Lillian Boutté: 06/08/1949 — 23/05/25

Alyn Shipton
Friday, June 6, 2025

Alyn Shipton pays tribute to the inspirational New Orleans jazz singer who has died aged 75

Lillian Boutté
Lillian Boutté

Born in New Orleans, Lillian Boutté became not only one of the city’s best-known vocalists, but was appointed Official Jazz Ambassador for the town in the 1990s. She started young, joining the Golden Voices Choir, and went on to study music at Xavier University. Already catching the ear of fellow musicians, she toured with Allen Toussaint and worked as a studio player in her early twenties.

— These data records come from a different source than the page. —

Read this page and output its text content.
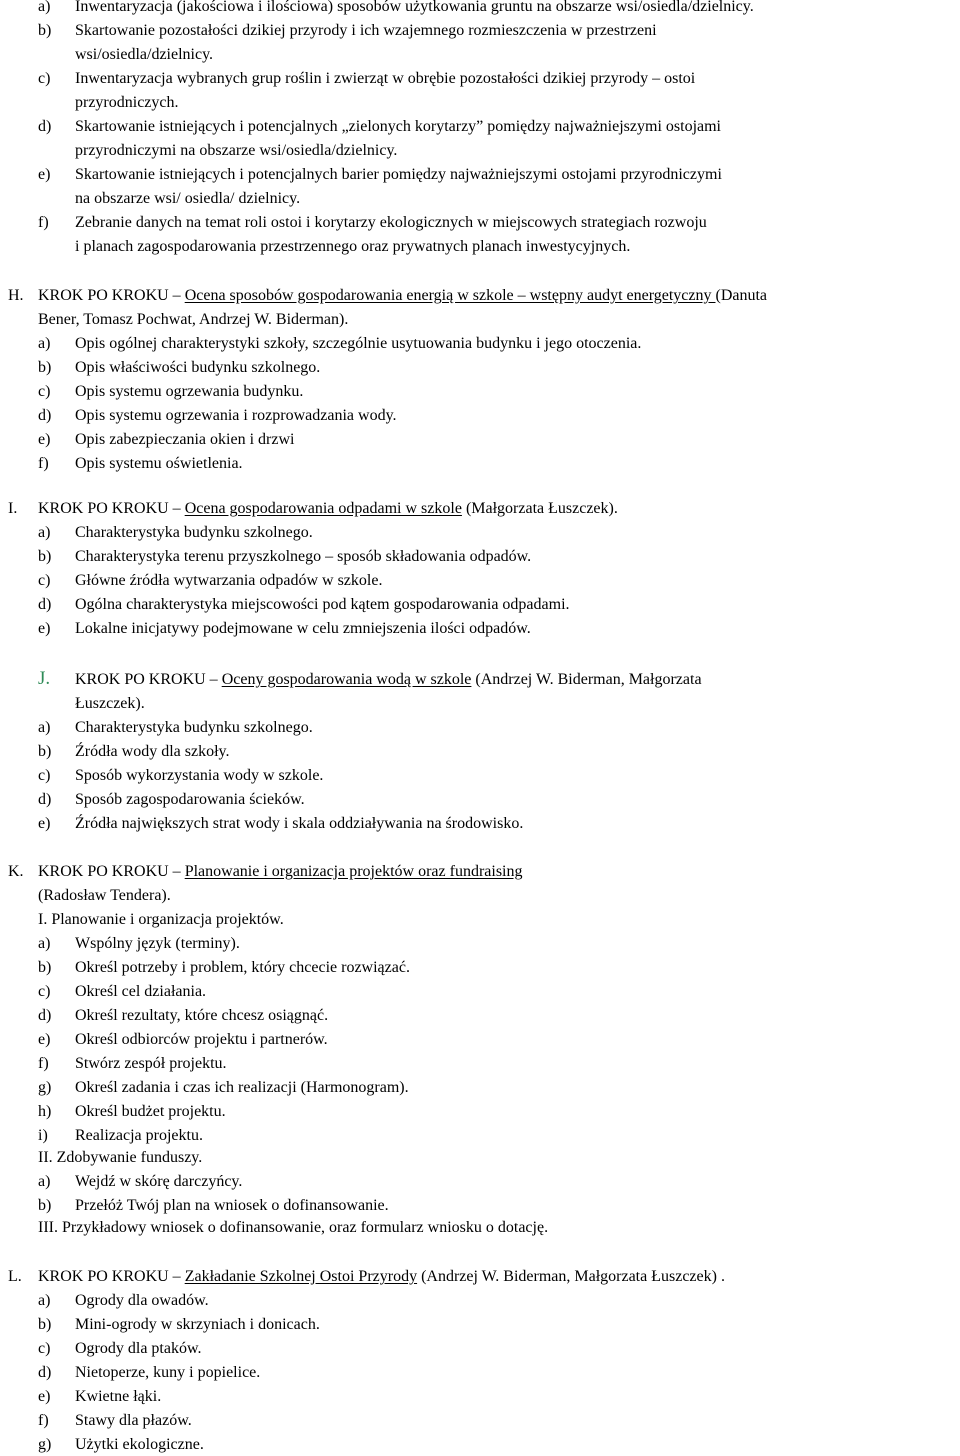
a) Inwentaryzacja (jakościowa i ilościowa) sposobów użytkowania gruntu na obszarze wsi/osiedla/dzielnicy.
b) Skartowanie pozostałości dzikiej przyrody i ich wzajemnego rozmieszczenia w przestrzeni
wsi/osiedla/dzielnicy.
c) Inwentaryzacja wybranych grup roślin i zwierząt w obrębie pozostałości dzikiej przyrody – ostoi
przyrodniczych.
d) Skartowanie istniejących i potencjalnych „zielonych korytarzy” pomiędzy najważniejszymi ostojami
przyrodniczymi na obszarze wsi/osiedla/dzielnicy.
e) Skartowanie istniejących i potencjalnych barier pomiędzy najważniejszymi ostojami przyrodniczymi
na obszarze wsi/ osiedla/ dzielnicy.
f) Zebranie danych na temat roli ostoi i korytarzy ekologicznych w miejscowych strategiach rozwoju
i planach zagospodarowania przestrzennego oraz prywatnych planach inwestycyjnych.
H. KROK PO KROKU – Ocena sposobów gospodarowania energią w szkole – wstępny audyt energetyczny (Danuta
Bener, Tomasz Pochwat, Andrzej W. Biderman).
I. KROK PO KROKU – Ocena gospodarowania odpadami w szkole (Małgorzata Łuszczek).
J. KROK PO KROKU – Oceny gospodarowania wodą w szkole (Andrzej W. Biderman, Małgorzata
Łuszczek).
K. KROK PO KROKU – Planowanie i organizacja projektów oraz fundraising
(Radosław Tendera).
I. Planowanie i organizacja projektów.
II. Zdobywanie funduszy.
III. Przykładowy wniosek o dofinansowanie, oraz formularz wniosku o dotację.
L. KROK PO KROKU – Zakładanie Szkolnej Ostoi Przyrody (Andrzej W. Biderman, Małgorzata Łuszczek) .
a) Opis ogólnej charakterystyki szkoły, szczególnie usytuowania budynku i jego otoczenia.
b) Opis właściwości budynku szkolnego.
c) Opis systemu ogrzewania budynku.
d) Opis systemu ogrzewania i rozprowadzania wody.
e) Opis zabezpieczania okien i drzwi
f) Opis systemu oświetlenia.
a) Charakterystyka budynku szkolnego.
b) Charakterystyka terenu przyszkolnego – sposób składowania odpadów.
c) Główne źródła wytwarzania odpadów w szkole.
d) Ogólna charakterystyka miejscowości pod kątem gospodarowania odpadami.
e) Lokalne inicjatywy podejmowane w celu zmniejszenia ilości odpadów.
a) Charakterystyka budynku szkolnego.
b) Źródła wody dla szkoły.
c) Sposób wykorzystania wody w szkole.
d) Sposób zagospodarowania ścieków.
e) Źródła największych strat wody i skala oddziaływania na środowisko.
a) Wspólny język (terminy).
b) Określ potrzeby i problem, który chcecie rozwiązać.
c) Określ cel działania.
d) Określ rezultaty, które chcesz osiągnąć.
e) Określ odbiorców projektu i partnerów.
f) Stwórz zespół projektu.
g) Określ zadania i czas ich realizacji (Harmonogram).
h) Określ budżet projektu.
i) Realizacja projektu.
a) Wejdź w skórę darczyńcy.
b) Przełóż Twój plan na wniosek o dofinansowanie.
a) Ogrody dla owadów.
b) Mini-ogrody w skrzyniach i donicach.
c) Ogrody dla ptaków.
d) Nietoperze, kuny i popielice.
e) Kwietne łąki.
f) Stawy dla płazów.
g) Użytki ekologiczne.
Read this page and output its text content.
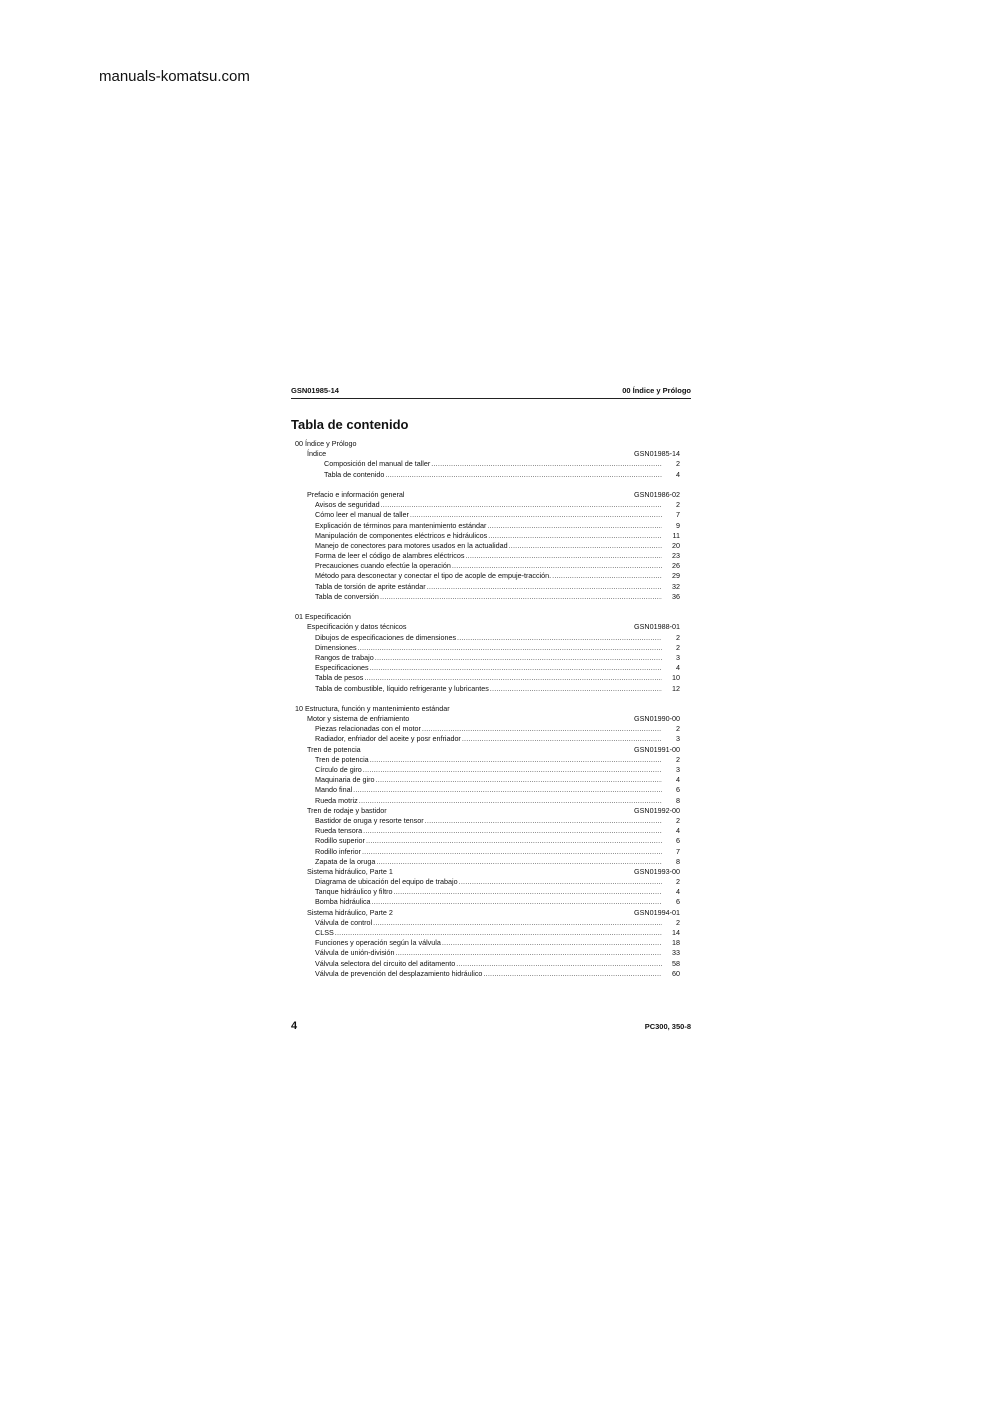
manuals-komatsu.com
GSN01985-14	00 Índice y Prólogo
Tabla de contenido
00 Índice y Prólogo
Índice	GSN01985-14
Composición del manual de taller .....	2
Tabla de contenido .....	4
Prefacio e información general	GSN01986-02
Avisos de seguridad .....	2
Cómo leer el manual de taller .....	7
Explicación de términos para mantenimiento estándar .....	9
Manipulación de componentes eléctricos e hidráulicos .....	11
Manejo de conectores para motores usados en la actualidad .....	20
Forma de leer el código de alambres eléctricos .....	23
Precauciones cuando efectúe la operación .....	26
Método para desconectar y conectar el tipo de acople de empuje-tracción. .....	29
Tabla de torsión de aprite estándar .....	32
Tabla de conversión .....	36
01 Especificación
Especificación y datos técnicos	GSN01988-01
Dibujos de especificaciones de dimensiones .....	2
Dimensiones .....	2
Rangos de trabajo .....	3
Especificaciones .....	4
Tabla de pesos .....	10
Tabla de combustible, líquido refrigerante y lubricantes .....	12
10 Estructura, función y mantenimiento estándar
Motor y sistema de enfriamiento	GSN01990-00
Piezas relacionadas con el motor .....	2
Radiador, enfriador del aceite y posr enfriador .....	3
Tren de potencia	GSN01991-00
Tren de potencia .....	2
Círculo de giro .....	3
Maquinaria de giro .....	4
Mando final .....	6
Rueda motriz .....	8
Tren de rodaje y bastidor	GSN01992-00
Bastidor de oruga y resorte tensor .....	2
Rueda tensora .....	4
Rodillo superior .....	6
Rodillo inferior .....	7
Zapata de la oruga .....	8
Sistema hidráulico, Parte 1	GSN01993-00
Diagrama de ubicación del equipo de trabajo .....	2
Tanque hidráulico y filtro .....	4
Bomba hidráulica .....	6
Sistema hidráulico, Parte 2	GSN01994-01
Válvula de control .....	2
CLSS .....	14
Funciones y operación según la válvula .....	18
Válvula de unión-división .....	33
Válvula selectora del circuito del aditamento .....	58
Válvula de prevención del desplazamiento hidráulico .....	60
4	PC300, 350-8
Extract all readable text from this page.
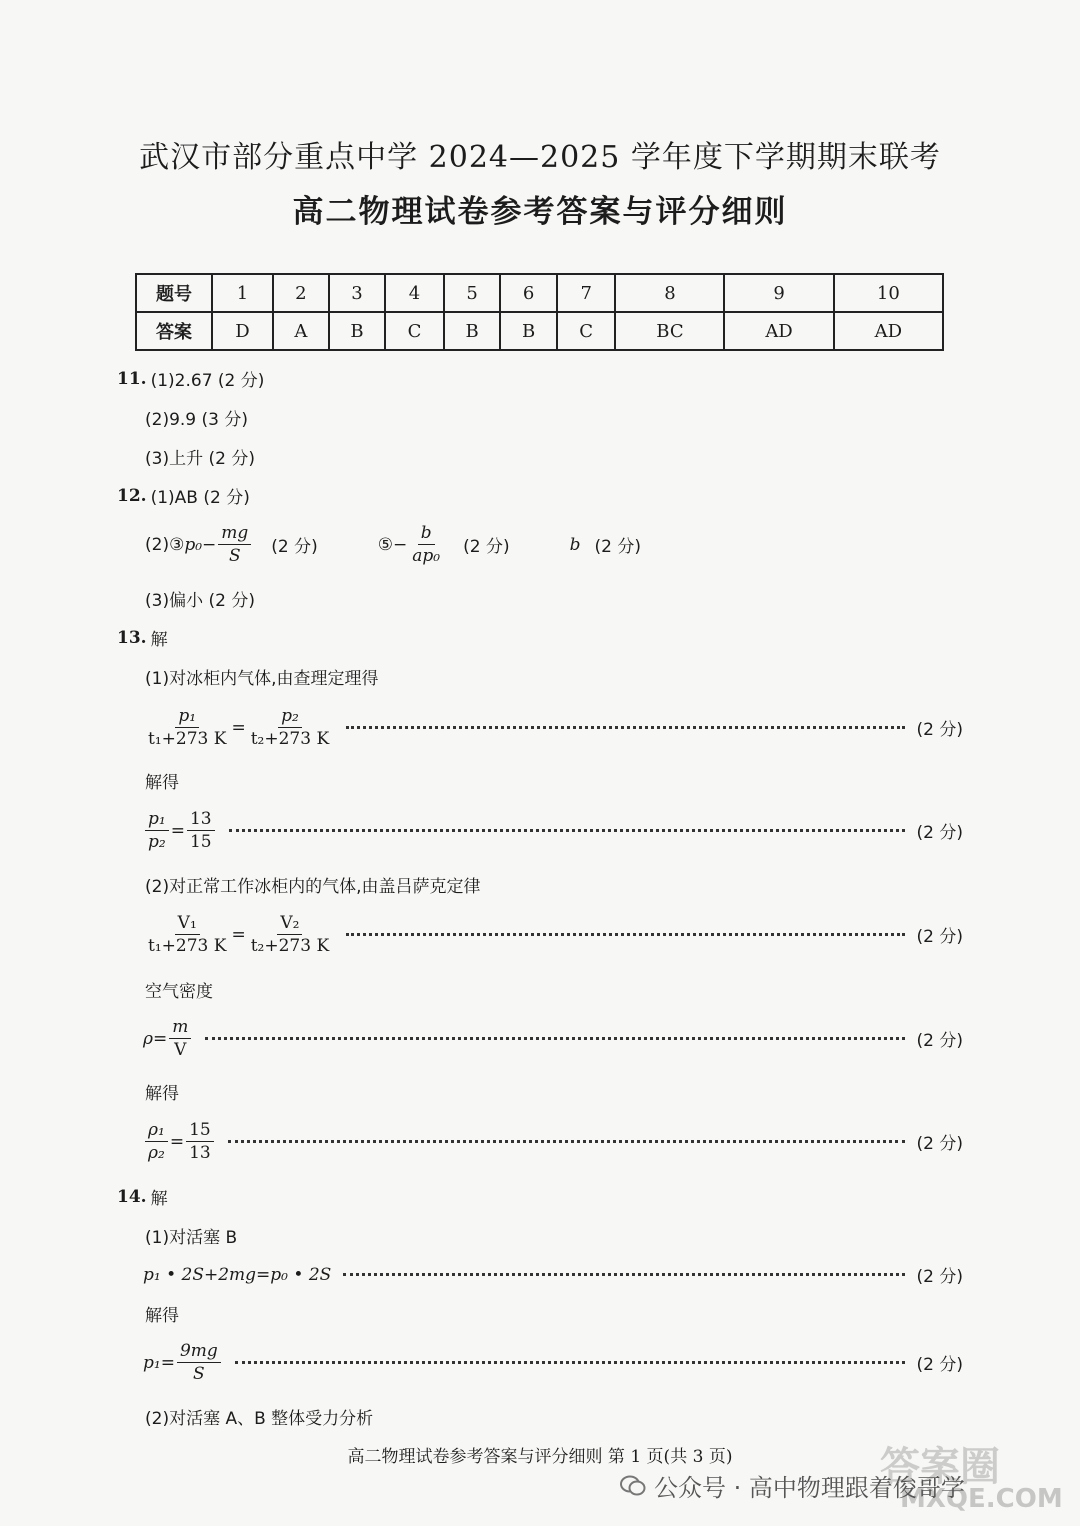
武汉市部分重点中学 2024—2025 学年度下学期期末联考
高二物理试卷参考答案与评分细则
题号	1	2	3	4	5	6	7	8	9	10
答案	D	A	B	C	B	B	C	BC	AD	AD
11. (1)2.67 (2 分)
(2)9.9 (3 分)
(3)上升 (2 分)
12. (1)AB (2 分)
(2)③ $p_0- \frac{mg}{S} (2$ 分)	⑤− $\frac{b}{\text{ap₀}} (2$ 分)	b (2 分)
(3)偏小 (2 分)
13. 解
(1)对冰柜内气体,由查理定理得
$\frac{\text{p₁}}{\text{t₁+273 K}} = \frac{\text{p₂}}{\text{t₂+273 K}}$	(2 分)
解得
$\frac{\text{p₁}}{\text{p₂}} = \frac{13}{15}$	(2 分)
(2)对正常工作冰柜内的气体,由盖吕萨克定律
$\frac{\text{V₁}}{\text{t₁+273 K}} = \frac{\text{V₂}}{\text{t₂+273 K}}$	(2 分)
空气密度
$\rho= \frac{m}{V}$	(2 分)
解得
$\frac{\text{ρ₁}}{\text{ρ₂}} = \frac{15}{13}$	(2 分)
14. 解
(1)对活塞 B
p₁ • 2S+2mg=p₀ • 2S	(2 分)
解得
$p_1= \frac{9mg}{S}$	(2 分)
(2)对活塞 A、B 整体受力分析
高二物理试卷参考答案与评分细则 第 1 页(共 3 页)	答案圈
MXQE.COM
公众号 · 高中物理跟着俊哥学
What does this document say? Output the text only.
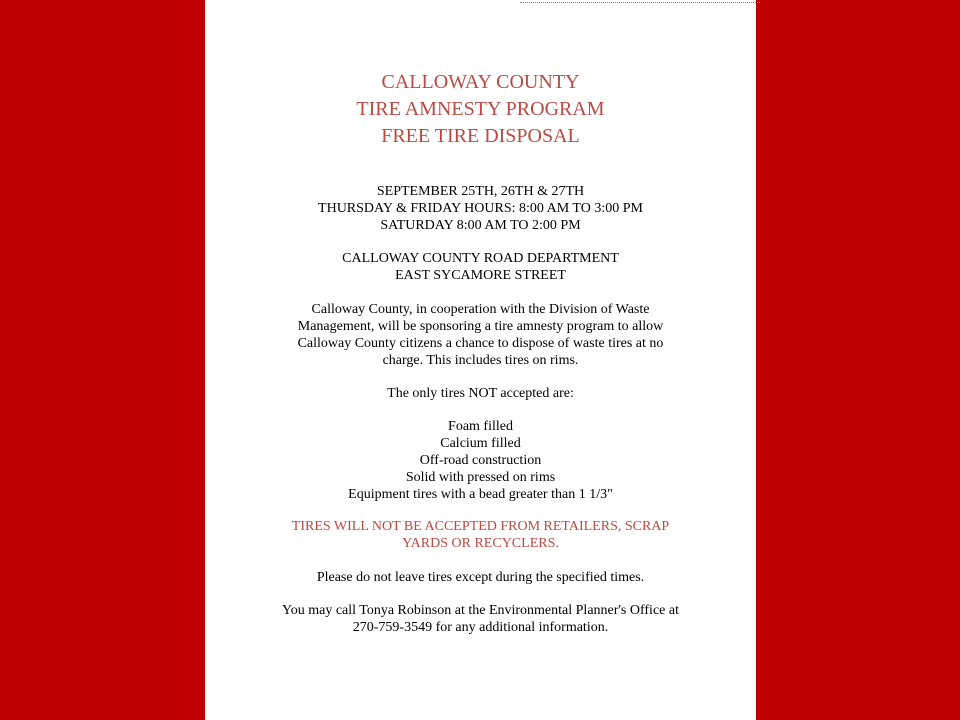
CALLOWAY COUNTY
TIRE AMNESTY PROGRAM
FREE TIRE DISPOSAL
SEPTEMBER 25TH, 26TH & 27TH
THURSDAY & FRIDAY HOURS: 8:00 AM TO 3:00 PM
SATURDAY 8:00 AM TO 2:00 PM
CALLOWAY COUNTY ROAD DEPARTMENT
EAST SYCAMORE STREET
Calloway County, in cooperation with the Division of Waste
Management, will be sponsoring a tire amnesty program to allow
Calloway County citizens a chance to dispose of waste tires at no
charge. This includes tires on rims.
The only tires NOT accepted are:
Foam filled
Calcium filled
Off-road construction
Solid with pressed on rims
Equipment tires with a bead greater than 1 1/3"
TIRES WILL NOT BE ACCEPTED FROM RETAILERS, SCRAP
YARDS OR RECYCLERS.
Please do not leave tires except during the specified times.
You may call Tonya Robinson at the Environmental Planner's Office at
270-759-3549 for any additional information.
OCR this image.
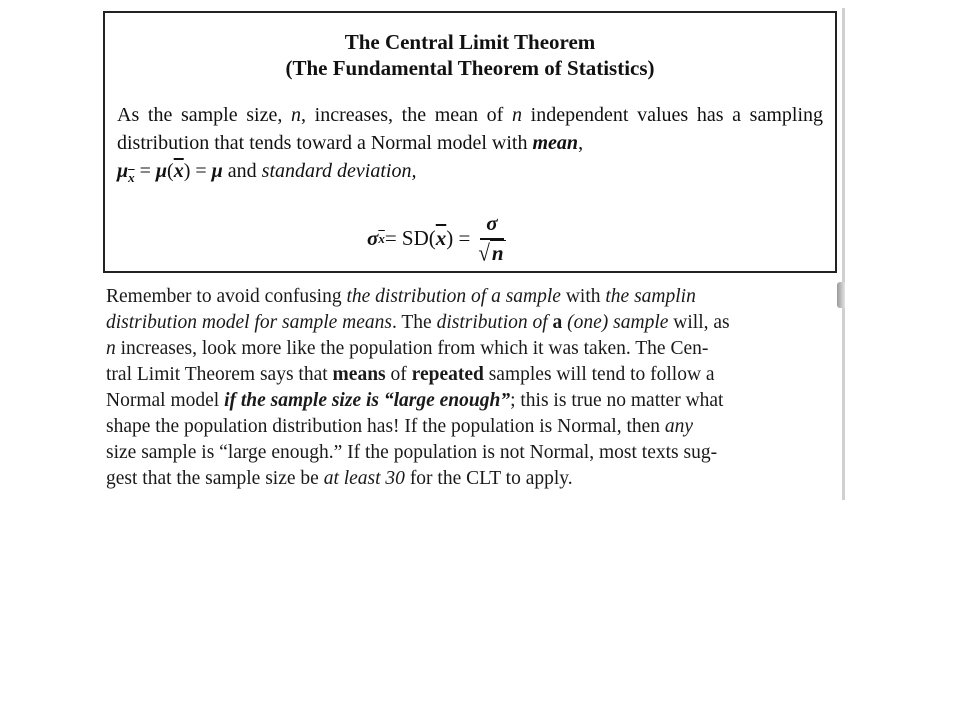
The Central Limit Theorem

(The Fundamental Theorem of Statistics)

As the sample size, n, increases, the mean of n independent values has a sampling distribution that tends toward a Normal model with mean,

$\mu_{\overline{x}} = \mu(\overline{x}) = \mu$ and standard deviation,

σ $\overline{x} = SD$( $\overline{x}$ ) = $\frac{\sigma}{√n}$

Remember to avoid confusing the distribution of a sample with the samplin
distribution model for sample means. The distribution of a (one) sample will, as
n increases, look more like the population from which it was taken. The Cen-
tral Limit Theorem says that means of repeated samples will tend to follow a
Normal model if the sample size is “large enough”; this is true no matter what
shape the population distribution has! If the population is Normal, then any
size sample is “large enough.” If the population is not Normal, most texts sug-
gest that the sample size be at least 30 for the CLT to apply.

What brought her first to national, and then international, fame was joining the cast of the musical play One Mo’ Time in 1979. After lengthy seasons in New Orleans, and then New York City, she toured with the production to Sweden and Brazil, finally leaving the show in 1983. Even before that, in her time off from the play she sang in Europe, mainly in Scandinavia, and in late 1983 formed a European band with clarinetist (and her future husband) Thomas L’Etienne. Their “Music Friends” toured internationally for many years, working both in Europe and back in the USA. Lillian’s talent was to connect immediately with an audience, whether in a tiny club or a vast concert hall.

She could belt out a vaudeville number with everyone clapping along, and, next moment, hush the crowd to silence with a ballad or spiritual. I was fortunate to experience both those aspects of her talent from the stage (see above), when she sang with pianist Sammy Price’s small group in an intimate studio theatre in 1989, and a year or so later at the Barbican, with US pianist Butch Thompson. The Price event was at the Ascona Jazz Festival in Switzerland, where from 1985-89 she was known as the “Queen of Ascona”, playing to some of the festival’s biggest crowds.

Audiences loved her. UK musicians in her line-up included bassists Brian Turnock, Dave Green and Andy Crowdy, plus, for many years, guitarist Denny Ilett. She was a popular guest vocalist with Humphrey Lyttelton from the late 1980s. She continued performing until 2017, when she began suffering from Alzheimer’s.